Through entrustment by the New Energy and Industrial Technology Development Organization (NEDO), and in cooperation with the Japan Fine Ceramics Center (JFCC), the Research Center for Advanced Carbon Materials of the National Institute of Advanced Industrial Science and Technology (AIST) has been carrying out “Research and Development of Frontier Carbon Technology,” and has succeeded in the development of a new super-hard phase of nanotubes.

Diamond is considered to be the hardest insulator material, and it is well known that graphite transforms into diamond under conditions of high temperature and high pressure. Using monolayered nanotubes, we have succeeded in the synthesis of a new super-hard phase with electric conductivity under conditions of high pressure at room temperature.

Bundles of monolayered nanotubes 1.2 to 1.3 nm in diameter were used as samples. Pressure up to 54 GPa was applied using a diamond anvil cell, which can induce shear deformation. In the range of pressure from 14 to 19 GPa, a transition phase was observed, and the new super-high phase appeared when pressure exceeded 24 GPa. Hardness was evaluated by comparing results from hardness measurements of other high-pressure specimens. The results show that high pressurization of monolayered nanotubes induces transformation of these nanotubes into a new super-hard material (highly pressurized nanotube material) with a maximum hardness comparable to the hardness of diamond.

The bulk modulus of the highly pressurized nanotube material is in the order of 462 to 546 GPa, surpassing the value of 420 GPa for diamond.
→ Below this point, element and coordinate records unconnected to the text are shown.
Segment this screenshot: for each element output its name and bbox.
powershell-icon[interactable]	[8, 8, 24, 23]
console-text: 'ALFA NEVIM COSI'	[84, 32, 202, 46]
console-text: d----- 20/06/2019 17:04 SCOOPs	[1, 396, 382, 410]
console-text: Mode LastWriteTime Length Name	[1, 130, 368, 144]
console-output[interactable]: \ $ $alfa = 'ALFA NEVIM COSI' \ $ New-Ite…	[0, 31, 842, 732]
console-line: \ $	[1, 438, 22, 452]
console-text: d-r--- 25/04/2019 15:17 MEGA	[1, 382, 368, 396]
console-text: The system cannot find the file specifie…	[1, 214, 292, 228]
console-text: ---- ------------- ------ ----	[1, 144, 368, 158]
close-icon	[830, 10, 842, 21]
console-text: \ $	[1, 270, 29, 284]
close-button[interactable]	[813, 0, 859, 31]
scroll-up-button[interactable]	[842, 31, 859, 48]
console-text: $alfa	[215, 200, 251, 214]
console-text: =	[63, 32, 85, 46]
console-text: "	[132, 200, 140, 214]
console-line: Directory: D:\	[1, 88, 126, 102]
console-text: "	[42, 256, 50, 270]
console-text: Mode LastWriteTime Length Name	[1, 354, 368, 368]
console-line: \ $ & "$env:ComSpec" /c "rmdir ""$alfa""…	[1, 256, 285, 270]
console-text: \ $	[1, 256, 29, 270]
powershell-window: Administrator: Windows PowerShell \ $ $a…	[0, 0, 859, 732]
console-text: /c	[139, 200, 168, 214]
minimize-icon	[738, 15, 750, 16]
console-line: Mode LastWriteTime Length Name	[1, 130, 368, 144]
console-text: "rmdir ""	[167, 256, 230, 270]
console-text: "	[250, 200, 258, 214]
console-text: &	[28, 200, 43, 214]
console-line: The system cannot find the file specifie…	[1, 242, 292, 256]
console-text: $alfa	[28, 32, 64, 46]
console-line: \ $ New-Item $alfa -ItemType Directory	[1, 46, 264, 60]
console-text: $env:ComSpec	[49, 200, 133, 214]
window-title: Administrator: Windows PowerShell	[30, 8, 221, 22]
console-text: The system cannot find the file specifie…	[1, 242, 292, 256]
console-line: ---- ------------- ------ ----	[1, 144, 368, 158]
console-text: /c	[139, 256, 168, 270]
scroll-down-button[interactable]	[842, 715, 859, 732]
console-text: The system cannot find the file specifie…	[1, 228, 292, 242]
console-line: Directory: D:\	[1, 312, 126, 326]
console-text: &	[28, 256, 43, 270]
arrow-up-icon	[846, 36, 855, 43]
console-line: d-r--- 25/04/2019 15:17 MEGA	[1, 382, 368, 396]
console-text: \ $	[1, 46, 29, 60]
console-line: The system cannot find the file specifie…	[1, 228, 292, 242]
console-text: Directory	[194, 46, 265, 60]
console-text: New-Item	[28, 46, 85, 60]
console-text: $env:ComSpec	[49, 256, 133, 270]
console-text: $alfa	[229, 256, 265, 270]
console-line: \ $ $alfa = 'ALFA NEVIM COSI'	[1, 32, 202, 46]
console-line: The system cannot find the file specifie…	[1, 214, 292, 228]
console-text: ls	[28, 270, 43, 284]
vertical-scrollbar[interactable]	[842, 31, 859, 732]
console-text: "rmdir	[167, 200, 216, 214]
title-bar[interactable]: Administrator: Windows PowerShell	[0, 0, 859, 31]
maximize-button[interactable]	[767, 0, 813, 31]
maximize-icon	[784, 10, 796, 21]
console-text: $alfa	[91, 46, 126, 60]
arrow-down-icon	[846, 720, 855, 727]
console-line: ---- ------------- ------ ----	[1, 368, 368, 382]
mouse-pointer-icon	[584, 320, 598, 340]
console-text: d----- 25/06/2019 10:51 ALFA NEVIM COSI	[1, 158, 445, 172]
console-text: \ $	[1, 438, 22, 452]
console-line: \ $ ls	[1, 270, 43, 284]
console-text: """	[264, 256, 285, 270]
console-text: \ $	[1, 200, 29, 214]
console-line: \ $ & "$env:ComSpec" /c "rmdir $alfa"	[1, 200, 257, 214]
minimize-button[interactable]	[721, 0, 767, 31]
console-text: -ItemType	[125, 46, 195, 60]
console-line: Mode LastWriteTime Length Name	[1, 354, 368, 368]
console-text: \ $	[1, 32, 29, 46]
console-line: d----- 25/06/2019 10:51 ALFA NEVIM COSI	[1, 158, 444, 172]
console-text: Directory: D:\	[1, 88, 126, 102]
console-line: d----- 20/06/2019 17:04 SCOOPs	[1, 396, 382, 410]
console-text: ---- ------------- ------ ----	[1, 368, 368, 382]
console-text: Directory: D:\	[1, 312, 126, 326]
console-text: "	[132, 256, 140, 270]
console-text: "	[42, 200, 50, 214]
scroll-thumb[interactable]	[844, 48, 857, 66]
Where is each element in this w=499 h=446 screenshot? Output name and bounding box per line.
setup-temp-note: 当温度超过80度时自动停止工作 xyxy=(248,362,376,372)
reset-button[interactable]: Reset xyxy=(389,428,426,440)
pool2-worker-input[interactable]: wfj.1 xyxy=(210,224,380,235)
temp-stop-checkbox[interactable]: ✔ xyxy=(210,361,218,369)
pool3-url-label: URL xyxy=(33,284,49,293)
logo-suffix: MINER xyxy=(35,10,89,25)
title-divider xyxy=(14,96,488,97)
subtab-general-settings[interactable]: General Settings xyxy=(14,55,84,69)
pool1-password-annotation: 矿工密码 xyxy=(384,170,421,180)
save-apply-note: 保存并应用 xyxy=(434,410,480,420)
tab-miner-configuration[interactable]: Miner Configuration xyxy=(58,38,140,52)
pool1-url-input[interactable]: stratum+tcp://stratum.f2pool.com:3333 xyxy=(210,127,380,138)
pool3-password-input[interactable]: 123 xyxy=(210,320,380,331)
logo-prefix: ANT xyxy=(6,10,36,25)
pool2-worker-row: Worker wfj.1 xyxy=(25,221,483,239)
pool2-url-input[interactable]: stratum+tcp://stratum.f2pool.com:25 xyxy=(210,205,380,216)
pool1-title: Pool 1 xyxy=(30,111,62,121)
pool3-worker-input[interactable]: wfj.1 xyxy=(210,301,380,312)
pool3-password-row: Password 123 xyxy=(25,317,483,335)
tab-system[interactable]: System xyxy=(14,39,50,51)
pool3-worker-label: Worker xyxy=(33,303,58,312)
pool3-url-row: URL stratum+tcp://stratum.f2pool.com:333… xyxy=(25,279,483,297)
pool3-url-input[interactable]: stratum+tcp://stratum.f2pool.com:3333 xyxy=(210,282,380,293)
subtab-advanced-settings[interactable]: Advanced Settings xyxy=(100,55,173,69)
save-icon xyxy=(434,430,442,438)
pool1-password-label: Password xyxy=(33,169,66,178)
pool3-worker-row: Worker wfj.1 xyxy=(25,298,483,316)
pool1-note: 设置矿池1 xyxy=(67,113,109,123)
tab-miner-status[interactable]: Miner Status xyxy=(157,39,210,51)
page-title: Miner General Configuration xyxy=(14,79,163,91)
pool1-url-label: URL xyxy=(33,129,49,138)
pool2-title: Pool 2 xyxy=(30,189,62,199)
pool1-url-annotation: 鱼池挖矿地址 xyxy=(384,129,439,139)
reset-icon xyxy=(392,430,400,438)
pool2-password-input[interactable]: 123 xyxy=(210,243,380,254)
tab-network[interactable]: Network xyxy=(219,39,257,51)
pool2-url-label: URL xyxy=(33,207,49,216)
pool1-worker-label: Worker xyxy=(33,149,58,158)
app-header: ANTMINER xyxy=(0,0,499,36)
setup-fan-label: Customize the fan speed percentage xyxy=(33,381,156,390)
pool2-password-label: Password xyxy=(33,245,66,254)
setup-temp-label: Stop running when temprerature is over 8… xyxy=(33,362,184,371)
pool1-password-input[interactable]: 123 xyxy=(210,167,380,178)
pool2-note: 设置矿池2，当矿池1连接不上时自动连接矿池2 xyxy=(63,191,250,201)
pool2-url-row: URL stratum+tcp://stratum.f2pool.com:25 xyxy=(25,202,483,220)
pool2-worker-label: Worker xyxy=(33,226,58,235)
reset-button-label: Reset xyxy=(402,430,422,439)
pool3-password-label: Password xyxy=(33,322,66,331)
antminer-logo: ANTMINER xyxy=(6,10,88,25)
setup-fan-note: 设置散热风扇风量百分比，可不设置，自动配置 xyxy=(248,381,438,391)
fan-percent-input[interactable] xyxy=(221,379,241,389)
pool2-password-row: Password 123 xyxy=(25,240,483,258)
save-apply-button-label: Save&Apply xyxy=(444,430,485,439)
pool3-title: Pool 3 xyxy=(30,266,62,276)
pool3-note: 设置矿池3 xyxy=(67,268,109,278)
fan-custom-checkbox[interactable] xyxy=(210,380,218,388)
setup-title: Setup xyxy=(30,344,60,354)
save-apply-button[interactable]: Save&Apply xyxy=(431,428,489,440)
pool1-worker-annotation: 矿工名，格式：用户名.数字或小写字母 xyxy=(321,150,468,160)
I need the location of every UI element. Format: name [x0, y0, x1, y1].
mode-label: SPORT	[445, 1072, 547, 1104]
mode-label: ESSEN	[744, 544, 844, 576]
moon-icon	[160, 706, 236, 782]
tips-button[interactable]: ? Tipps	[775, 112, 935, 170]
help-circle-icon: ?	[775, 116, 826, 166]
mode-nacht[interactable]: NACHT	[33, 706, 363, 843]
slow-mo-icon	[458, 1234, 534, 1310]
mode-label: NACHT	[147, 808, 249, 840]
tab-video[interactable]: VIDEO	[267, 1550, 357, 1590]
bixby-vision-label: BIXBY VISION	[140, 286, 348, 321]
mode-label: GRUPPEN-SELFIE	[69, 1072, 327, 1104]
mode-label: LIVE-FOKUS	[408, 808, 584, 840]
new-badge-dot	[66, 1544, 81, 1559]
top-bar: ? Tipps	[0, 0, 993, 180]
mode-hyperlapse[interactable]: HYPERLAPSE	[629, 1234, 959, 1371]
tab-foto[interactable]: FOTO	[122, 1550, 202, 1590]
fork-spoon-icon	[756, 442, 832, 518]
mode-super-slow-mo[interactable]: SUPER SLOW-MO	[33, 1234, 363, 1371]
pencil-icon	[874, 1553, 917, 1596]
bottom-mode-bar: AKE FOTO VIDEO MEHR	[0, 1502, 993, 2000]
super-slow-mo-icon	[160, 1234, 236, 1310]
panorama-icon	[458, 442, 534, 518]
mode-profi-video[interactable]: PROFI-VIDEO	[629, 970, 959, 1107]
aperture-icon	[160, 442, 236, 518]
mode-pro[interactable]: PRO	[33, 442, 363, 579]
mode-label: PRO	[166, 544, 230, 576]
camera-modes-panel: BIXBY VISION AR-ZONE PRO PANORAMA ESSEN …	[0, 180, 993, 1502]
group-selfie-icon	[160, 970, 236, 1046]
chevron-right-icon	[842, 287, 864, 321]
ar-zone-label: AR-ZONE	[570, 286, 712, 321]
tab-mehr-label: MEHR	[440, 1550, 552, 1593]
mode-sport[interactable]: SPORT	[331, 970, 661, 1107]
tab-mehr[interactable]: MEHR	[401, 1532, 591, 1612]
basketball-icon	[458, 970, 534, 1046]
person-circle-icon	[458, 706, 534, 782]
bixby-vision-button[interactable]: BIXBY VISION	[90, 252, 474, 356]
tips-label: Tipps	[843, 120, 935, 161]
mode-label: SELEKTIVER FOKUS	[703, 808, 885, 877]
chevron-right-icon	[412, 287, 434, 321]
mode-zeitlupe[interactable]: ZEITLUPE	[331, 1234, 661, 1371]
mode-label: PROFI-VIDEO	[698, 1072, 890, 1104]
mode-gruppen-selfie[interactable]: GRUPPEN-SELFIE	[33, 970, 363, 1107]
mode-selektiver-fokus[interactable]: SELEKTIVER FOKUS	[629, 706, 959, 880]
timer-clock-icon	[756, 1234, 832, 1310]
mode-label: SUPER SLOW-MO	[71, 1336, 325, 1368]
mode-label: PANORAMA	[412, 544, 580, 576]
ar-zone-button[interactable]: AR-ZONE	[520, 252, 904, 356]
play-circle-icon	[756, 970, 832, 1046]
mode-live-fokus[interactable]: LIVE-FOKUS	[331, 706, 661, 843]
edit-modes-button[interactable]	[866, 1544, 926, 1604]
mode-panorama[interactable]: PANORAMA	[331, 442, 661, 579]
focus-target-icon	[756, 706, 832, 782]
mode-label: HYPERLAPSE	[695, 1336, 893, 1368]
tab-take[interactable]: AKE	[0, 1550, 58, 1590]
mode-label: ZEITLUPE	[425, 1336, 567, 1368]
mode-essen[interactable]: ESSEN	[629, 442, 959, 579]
High expectation is set on the thermal conductivity characteristics of this highly pressurized nanotube material, and the fields of application could extend to boards for SAW devices, processing chips, tools, tribological materials, heat sinks, etc.

Future Trends

It has been demonstrated that application of high pressure (over 240,000 atmospheres) at room temperature to monolayered nanotubes results in an ultra-hard phase. The next step will be to further advance the research on crystallization, and, after accurate measurements of hardness, x-ray diffraction analysis of the crystal, the electron energy loss spectroscopy (EELS), measurements of electric conductivity, etc., to identify the structure and characteristics of this phase. Finally, we aim to develop processing methods that allow mass production and widen the field of application of this material.